You can also download a PDF copy of this lecture.
A statistically significant result is one that is decidedly not due to “ordinary variation” in the data (i.e., not due to chance or not a coincidence). Statistical tests (aka significance tests or statistical hypothesis tests or hypothesis tests) are how we decide whether or not an observed result is statistically significant.
\(x\) | \(P(x)\) |
---|---|
Heads | \(p\) |
Tails | \(1-p\) |
The value of \(p\) implies something about the coin.
Assume we do not know the value of \(p\). We flip the coin 30 times to produce a sample of \(n\) = 30 observations. It comes up heads 20 times, so \(\hat{p}\) = 20/30 = 2/3 \(\approx\) 0.67. What might we decide about \(p\)?
How do we decide?
\(x\) | \(P(x)\) |
---|---|
Correct | \(p\) |
Incorrect | \(1-p\) |
The value of \(p\) implies something about Milena’s reading ability.
We do not know the value of \(p\). Milena played Pounce 50 times to produce a sample of \(n\) = 50 observations. She selected the correct word 25 times, so \(\hat{p}\) = 25/50 = 0.5. What would we decide about \(p\)?
What do we decide?
What do we know about the sampling distribution of \(\hat{p}\)?
This is the sampling distribution of \(\hat{p}\). It is convenient to convert \(\hat{p}\) into a \(z\)-score using the formula \[ z = \frac{\hat{p}-p}{\sqrt{p(1-p)/n}}. \]
This is the sampling distribution of \(z\). But we do not know the value of \(p\)!
Null Hypothesis \((H_0)\): Usually the hypothesis of “no effect” (e.g., nothing is “happening”). In practice the null hypothesis is often that the parameter equals a specific value (although we will consider the case when it may be a range of values when we discuss composite null hypotheses).
Alternative Hypothesis \((H_a)\): Usually the hypothesis of an “effect” (e.g., something is “happening”). In practice the alternative hypothesis is usually that the parameter is in a range of values.
What would the null and alternative hypotheses be for the examples above?
A test statistic measures the discrepancy between the point estimate of the parameter and the hypothesized value of the parameter. A test statistic is computed under the assumption that the null hypothesis is true.
Example: The \(z\)-score \[ z = \frac{\hat{p}-p}{\sqrt{p(1-p)/n}} \] is a test statistic. What would be the value of the test statistic for the examples above?
Modus Tollens: If A then B. Not B. Therefore not A.

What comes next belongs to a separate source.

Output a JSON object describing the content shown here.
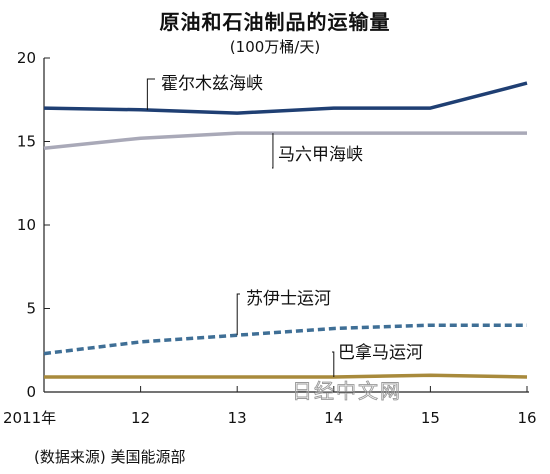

Example: If someone is a Hobbit (A), then their feet will be hairy (B). Your feet are not hairy (not B). Therefore you are not a Hobbit (not A).
Example: If it rains today (A), then the ground will be wet (B). The ground is not wet (not B). Therefore it did not rain today (not A).
“Probabilistic” Modus Tollens: If \(H_0\) is true (A), then the test statistic is likely to be a “typical” value (B). The test statistics is not a “typical” value (not B). Therefore \(H_0\) is decidedly false (not A).
Example: If \(H_0\) is true (A), then it is likely that -1.96 < \(z\) < 1.96 (B). So if \(z\) > 1.96 or \(z\) < -1.96 (not B), then we decide that \(H_0\) is not true (not A).
What can we decide?
The test statistic is a “typical” value when \(H_0\) is true. Do not reject \(H_0\). The result is not statistically significant.
The test statistic is not a “typical” value when \(H_0\) is true. Reject \(H_0\). The result is statistically significant.
Note: This is not a true modus tollens argument. This argument can lead us to the wrong conclusion because it is still possible to observe an atypical value of the test statistic even if \(H_0\) is true.
Example: What might we decide for the previous examples?
Do female platies have a preference for a yellow-tailed male? In 67 out of 84 observations, the female platy spent a majority of her time with the yellow-tailed male. Is this statistically significant?